5
Aldar
5y

So, I work as a sysadmin junior (6 months and going), and in the past few months, I learned what my boss warned me about - Devs don't understand us admins, and we don't understand the devs.

We have this huge client who is about to migrate to our company (We do mostly server managment/Housing/Renting), and I am so gald I don't have to work on the migration myself!

Just hearing what the company devs say makes me facepalm: No, it won't work. It cannot work on just 3 machines (They use like... 20 in total), no, we won't get rid of our docker swarm, that's essential (Doing the absolute minimum in their infrastructure, just a fancy buzzword to lure people on. Though they've spent like 2 years developing the app that uses it, so they my not want to give it up).

I kid you not, once, they replied to an email that contained the phrase "To be afraid of/worried about" something during the migration, that something could break, not work, be unstable. 7 times.
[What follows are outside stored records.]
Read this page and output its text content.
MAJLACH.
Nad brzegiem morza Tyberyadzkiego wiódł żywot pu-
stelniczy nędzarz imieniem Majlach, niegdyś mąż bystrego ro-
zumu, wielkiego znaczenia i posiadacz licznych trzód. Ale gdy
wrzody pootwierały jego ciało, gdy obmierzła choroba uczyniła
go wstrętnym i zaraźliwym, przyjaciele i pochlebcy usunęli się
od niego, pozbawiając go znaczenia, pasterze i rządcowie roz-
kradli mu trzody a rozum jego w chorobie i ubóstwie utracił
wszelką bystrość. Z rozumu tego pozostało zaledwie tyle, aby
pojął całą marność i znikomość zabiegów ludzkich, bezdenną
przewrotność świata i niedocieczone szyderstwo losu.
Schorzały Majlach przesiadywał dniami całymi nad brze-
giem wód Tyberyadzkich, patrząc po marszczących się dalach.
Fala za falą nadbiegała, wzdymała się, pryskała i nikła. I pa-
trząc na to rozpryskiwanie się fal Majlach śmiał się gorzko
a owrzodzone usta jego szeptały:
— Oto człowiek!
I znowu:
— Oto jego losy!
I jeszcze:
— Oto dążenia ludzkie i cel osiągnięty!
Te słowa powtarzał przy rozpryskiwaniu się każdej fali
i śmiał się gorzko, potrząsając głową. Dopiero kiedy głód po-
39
Might not sound as bad, but it was a rather short mail, and when they're so afraid of everything, its kinda hard to cooperate with them.

My colleague literally spent this entire week mapping out /their/ infrastructure, because they were unable to provide us with the description themselves.

And as a cherry on top, they sent us a "graph" of relationships of all the parts of their infrastructure that was this jumbled mess of rectangles and arrows. Oh, and half of all the machines were not even in the graph at all! Stating that "We also have all this, but I really don't know how to ilustracte the interactions anymore"

Why do companies like that exist? If you build an infrastructure yourself, shouldn't at least someone know exactly how it works?

Comments
  • 2
    Self reinforcing echo chambers. We don’t realize how stupid we are until we interview in a completely different field.

    It’s frustrating to deal with, I know.